Equipe:
Durée: 98‘
Genre:
Date de sortie: 16/09/2003
Cotation: ** (cotations de « ooo » -restez chez vous- à « **** » -rdv de toute urgence au cinéma)

Si vous avez manqué le début:

Automne 1989, alors que les pavés du mur de Berlin vacillent, dans une base américaine en Allemagne de l’Ouest, le soldat Ray Elwood trompe son ennui en s’adonnant à diverses activités douteuses et pas franchement légales. Marché noir, trafic d’armes, fabrication et commerce de drogue, font partie de ses activités quotidiennes pour lesquelles il n’hésite pas à prendre de gros risques sous le regard aveugle et naïf de ses supérieurs dont notamment le colonel Berman qui ignore aussi qu’il entretient une liaison avec sa femme. Mais l’arrivée subite dans le camp du coriace sergent Lee, un vétéran du Vietnam, va rapidement bousculer les plans de Ray qui était sur le point de conclure une lucrative affaire. Bien décidé à rétablir l’ordre, Lee va rapidement prendre Ray en grippe et lui coller un enquête interne sur le dos. Ce dernier pour se venger, ne trouve pas mieux que de sortir avec sa fille par pure provocation. Le conflit entre les deux hommes ne tarde pas à dégénérer et à tourner à la guerre ouverte.

Notre critique:

Mais à quoi donc peut bien occuper ses journées, un brave et vaillant petit soldat américain bien loin de son « home sweet home » lorsqu’il n’y a pas l’ombre d’une bonne guerre à se mettre sous les rangers, ni une grenade ou un bazooka pour occuper ses dix doigts. A cette question pas complètement idiote et bizarrement pas si éloignée de l’actualité, en 1993 Robert O’Connor offrait une ébauche de réponse dans son roman BUFFALO SOLDIERS (un titre qui se réfère aux soldats afro-américains qui ont servit pendant la guerre de Sécession) qui se basait sur les témoignages de plusieurs GI’s et dépeignait les agissements pas très reluisants et les magouilles en tous genres de ceux-ci dans l’Allemagne de l’après guerre froide. S’inspirant de ce livre pas des plus politiquement correct, le très australien Gregor Jordan a donc choisi de mettre les pieds dans la gamelle du monde honnête, loyal et droit de la valeureuse et grande armée Yankee.

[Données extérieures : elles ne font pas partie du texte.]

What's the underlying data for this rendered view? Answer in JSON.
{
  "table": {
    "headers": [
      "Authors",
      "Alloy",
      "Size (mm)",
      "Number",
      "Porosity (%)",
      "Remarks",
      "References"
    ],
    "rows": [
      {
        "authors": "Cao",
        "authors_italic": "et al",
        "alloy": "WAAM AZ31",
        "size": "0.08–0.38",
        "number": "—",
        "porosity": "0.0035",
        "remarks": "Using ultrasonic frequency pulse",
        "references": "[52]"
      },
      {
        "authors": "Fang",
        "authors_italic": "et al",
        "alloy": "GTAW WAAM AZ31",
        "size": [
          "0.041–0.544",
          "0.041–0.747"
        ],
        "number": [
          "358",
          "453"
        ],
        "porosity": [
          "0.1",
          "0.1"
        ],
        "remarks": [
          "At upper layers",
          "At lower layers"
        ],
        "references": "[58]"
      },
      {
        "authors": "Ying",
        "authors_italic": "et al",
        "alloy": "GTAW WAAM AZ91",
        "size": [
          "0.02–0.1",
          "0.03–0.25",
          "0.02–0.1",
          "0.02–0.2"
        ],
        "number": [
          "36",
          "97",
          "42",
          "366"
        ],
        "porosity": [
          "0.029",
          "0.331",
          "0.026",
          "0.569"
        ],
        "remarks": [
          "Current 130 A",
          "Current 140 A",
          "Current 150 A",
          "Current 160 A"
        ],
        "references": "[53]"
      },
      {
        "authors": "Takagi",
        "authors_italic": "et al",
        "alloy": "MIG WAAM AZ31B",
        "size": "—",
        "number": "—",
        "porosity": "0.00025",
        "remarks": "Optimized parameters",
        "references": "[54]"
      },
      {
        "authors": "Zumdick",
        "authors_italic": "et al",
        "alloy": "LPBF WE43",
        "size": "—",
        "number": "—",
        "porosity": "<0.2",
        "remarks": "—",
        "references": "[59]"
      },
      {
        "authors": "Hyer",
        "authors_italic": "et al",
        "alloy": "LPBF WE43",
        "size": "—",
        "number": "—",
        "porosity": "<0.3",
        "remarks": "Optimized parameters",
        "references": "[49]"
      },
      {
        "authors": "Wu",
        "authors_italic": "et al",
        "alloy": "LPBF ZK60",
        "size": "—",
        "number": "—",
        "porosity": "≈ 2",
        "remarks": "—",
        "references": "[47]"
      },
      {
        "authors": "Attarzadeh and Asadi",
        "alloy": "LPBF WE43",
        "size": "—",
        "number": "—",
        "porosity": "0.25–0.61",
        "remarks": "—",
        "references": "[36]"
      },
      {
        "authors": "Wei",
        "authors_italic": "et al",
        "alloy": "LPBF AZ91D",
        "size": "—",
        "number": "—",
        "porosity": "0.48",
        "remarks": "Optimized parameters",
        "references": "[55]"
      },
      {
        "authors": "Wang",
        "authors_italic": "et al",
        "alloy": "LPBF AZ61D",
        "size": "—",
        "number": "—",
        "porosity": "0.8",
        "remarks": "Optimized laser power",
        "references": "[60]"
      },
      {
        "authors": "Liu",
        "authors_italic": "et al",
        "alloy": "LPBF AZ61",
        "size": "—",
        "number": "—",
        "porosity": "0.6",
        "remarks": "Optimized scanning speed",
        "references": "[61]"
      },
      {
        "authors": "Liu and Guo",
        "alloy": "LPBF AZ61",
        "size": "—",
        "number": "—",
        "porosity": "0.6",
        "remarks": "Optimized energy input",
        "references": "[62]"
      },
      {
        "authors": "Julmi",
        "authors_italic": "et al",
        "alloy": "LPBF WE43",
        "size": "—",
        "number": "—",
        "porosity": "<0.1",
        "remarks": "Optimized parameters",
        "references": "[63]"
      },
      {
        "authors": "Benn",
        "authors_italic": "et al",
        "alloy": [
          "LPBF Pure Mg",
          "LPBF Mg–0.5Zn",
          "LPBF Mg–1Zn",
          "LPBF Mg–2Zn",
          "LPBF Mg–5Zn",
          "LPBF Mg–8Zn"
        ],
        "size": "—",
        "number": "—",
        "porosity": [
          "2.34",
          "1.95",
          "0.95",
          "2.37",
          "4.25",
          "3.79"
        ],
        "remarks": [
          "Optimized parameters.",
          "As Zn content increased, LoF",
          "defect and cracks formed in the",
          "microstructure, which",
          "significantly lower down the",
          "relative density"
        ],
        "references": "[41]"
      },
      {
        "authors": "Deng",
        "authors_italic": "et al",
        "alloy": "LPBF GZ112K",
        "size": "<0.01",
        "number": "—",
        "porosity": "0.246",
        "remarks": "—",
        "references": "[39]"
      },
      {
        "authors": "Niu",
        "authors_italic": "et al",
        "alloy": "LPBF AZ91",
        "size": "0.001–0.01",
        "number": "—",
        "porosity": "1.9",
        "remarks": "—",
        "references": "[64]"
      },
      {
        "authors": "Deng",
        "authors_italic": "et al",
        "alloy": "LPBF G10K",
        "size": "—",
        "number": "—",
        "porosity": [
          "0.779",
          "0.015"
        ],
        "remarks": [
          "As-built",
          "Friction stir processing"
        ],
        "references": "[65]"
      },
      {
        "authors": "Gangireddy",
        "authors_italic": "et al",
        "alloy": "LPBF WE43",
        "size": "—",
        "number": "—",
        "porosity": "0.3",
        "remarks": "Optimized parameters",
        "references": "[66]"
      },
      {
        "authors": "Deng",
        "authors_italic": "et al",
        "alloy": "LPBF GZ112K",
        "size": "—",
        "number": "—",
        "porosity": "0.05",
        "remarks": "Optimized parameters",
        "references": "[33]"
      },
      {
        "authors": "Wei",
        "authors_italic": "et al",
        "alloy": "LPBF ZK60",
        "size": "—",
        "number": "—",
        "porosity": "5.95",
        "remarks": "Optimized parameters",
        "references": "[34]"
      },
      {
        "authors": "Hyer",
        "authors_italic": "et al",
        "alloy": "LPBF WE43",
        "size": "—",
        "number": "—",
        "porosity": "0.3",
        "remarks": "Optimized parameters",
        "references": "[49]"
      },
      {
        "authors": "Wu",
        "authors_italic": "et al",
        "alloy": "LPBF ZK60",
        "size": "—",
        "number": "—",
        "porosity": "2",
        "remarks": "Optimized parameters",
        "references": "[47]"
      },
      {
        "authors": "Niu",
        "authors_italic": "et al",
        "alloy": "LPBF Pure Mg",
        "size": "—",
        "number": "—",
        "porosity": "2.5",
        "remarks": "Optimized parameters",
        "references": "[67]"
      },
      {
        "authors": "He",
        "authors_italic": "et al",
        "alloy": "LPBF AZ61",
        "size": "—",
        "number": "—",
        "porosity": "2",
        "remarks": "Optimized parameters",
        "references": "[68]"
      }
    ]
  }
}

Loin de l’héroïsme et de la propagande qu’on aurait un peu trop tendance à nous claironner sur tous les tons ces derniers temps, son film dépeint la vie d’un camp militaire en plein désoeuvrement avec ses gangs, son racisme, sa bêtise, ses abus et sa corruption. Après avoir été présenté au Festival de Toronto en 2001, il a été longtemps enfoui dans les cartons des distributeurs pour éviter des froisser les susceptibilités patriotiques suite aux évènements du 11 septembre et de ses « glorieuses » suites. Du coup, face à de tels arguments, on ne peut alors qu’avoir l’eau à la bouche de la sortie de cette comédie subversive et « poil à gratter » qui pour une fois risque de nous changer des habituels films racoleurs sur le sujet.

Bien que dans la tradition de classiques antimilitaristes comme M.A.S.H, DE L’OR POUR LES BRAVES à l’humour incisif et cynique, ou plus récemment LES ROIS DU DESERT, BUFFALO SOLDIERS possède malheureusement un je-ne-sais-quoi d’édulcoré qui rend le tout beaucoup moins percutant et plus conventionnel que ses illustres aînés. Si certaines scènes grosses comme un régiment de blindés dans un jardin d’enfants ont quelque peu tendance à rendre l’histoire pas vraiment crédible, c’est surtout la succession de changements de tons abrupts, et pas toujours compatibles, qui amoindrissent beaucoup l’impact satirique qu’on aurait aimé plus affiné et poussé. Jonglant entre farce, drame, romance, humour, action ou même policier, Gregor Jordan signe ici un film trop bâtard pour nous convaincre et nous séduire complètement. Si il a le mérite d’oser provoquer et de ne pas tomber dans la petite note moralisatrice, BUFFALO SOLDIERS ressemble plus à une arme légère de petit calibre qu’à une artillerie lourde bourrée de munitions.